Attribution may be demonstrated in any manner. For instance, a third party witness can watch the tenant swipe their signature. Or if there are no witnesses, appropriate security measures can authenticate that individual apart from all others.
The advice from some members is to forget e-signatures and always use a hard-copy signed in view of a notary. Notarized documents are incontrovertible (as long as the notary is legit!).
But other members said they used electronic signatures and had for years, and never had their signature contested. Usually most folks argue about the agreement itself, not the signature.

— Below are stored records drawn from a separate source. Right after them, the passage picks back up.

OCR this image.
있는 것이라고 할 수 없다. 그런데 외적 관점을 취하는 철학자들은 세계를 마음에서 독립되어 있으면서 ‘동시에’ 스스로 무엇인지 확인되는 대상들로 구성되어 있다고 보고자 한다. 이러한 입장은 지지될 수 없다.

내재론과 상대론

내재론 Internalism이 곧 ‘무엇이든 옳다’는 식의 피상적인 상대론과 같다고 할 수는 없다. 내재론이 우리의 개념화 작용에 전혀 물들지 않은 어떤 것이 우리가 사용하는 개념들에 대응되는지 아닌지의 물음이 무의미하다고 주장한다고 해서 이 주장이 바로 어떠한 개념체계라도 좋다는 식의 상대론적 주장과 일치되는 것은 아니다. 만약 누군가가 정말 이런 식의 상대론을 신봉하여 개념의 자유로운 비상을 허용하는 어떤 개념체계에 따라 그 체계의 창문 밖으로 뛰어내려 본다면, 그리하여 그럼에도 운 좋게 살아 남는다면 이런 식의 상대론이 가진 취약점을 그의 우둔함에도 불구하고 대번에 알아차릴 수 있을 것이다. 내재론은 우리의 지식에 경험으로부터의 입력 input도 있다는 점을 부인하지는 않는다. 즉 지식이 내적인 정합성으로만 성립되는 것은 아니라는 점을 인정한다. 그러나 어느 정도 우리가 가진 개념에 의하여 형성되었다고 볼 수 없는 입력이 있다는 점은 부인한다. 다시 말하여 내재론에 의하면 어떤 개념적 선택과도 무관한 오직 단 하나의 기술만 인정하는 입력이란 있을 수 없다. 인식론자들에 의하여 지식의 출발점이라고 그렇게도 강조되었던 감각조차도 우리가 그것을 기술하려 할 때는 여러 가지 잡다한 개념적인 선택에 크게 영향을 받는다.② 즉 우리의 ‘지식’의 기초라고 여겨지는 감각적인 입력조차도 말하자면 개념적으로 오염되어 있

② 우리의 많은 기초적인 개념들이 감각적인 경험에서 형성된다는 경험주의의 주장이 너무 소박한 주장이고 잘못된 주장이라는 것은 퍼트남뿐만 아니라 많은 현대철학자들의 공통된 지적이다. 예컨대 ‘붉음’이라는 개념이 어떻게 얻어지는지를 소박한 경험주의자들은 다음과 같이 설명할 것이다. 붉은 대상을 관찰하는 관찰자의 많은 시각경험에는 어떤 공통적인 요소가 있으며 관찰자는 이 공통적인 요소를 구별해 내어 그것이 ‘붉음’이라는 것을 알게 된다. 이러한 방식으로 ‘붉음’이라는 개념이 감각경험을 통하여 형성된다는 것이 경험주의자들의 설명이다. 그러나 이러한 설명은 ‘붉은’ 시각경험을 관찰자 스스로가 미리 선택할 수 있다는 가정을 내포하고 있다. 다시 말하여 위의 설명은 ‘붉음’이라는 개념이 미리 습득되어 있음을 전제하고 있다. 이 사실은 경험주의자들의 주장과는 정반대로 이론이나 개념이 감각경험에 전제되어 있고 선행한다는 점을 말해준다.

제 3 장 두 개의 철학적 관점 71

That said, if you have reached the conclusion that your e-signature provider would enable a third party to sign fraudulently for your tenant, find a better provider! There are many providers of electronic signatures nowadays. Good luck!
Q: My faucet is dripping. That’s no big deal, right?
If it’s dripping back into the sink and down the drain, it’s not an emergency. But you can expect to pay for your inattention. We trivialize the amount of water lost because we watch five drips, tell ourselves, “That’s not much,” and walk away. If we were to stand there all day and all night long, we might realize the enormity of our losses.
In fact, a faucet that drips just once per second (think “one mississippi, two mississippi”) may leak as much as 27,000 gallons of water over the next year. (Put a glass under the drip and measure the drip rate for yourself.) For a municipality like Worcester, which produces its own water for very cheap, that would amount to almost $400/yr in water expenses. Whereas a typical faucet cartridge costs $10 and can be replaced in ten minutes. [Math: Worcester water and sewer service are currently sold at $9.14/hundred cubic feet through the meter. This assumes lowest rates and sewer at 80% of water usage. There are 748 gallons in a hundred cubic feet. $10.52/100 ft^3 x (100 ft^3/748 gal) x 27,000 gal = $380].
Note that toilets can also have leaky flappers. These drips are much harder to detect. If you hear the tank filling out of synch with a flush, that’s a sure sign you need a new flapper. For slower leaks, drop a dye source into the tank and see if dye appears in the bowl after an hour or so.
If you go to replace your faucet and your shut-off doesn’t work, call a licensed plumber and replace all the associated gate valves with brass quarter-turns. Quarter-turns will not fail as quickly or as badly as gate valves, which have plastic washers inside. Beware of cheap quarter-turns with plastic internals.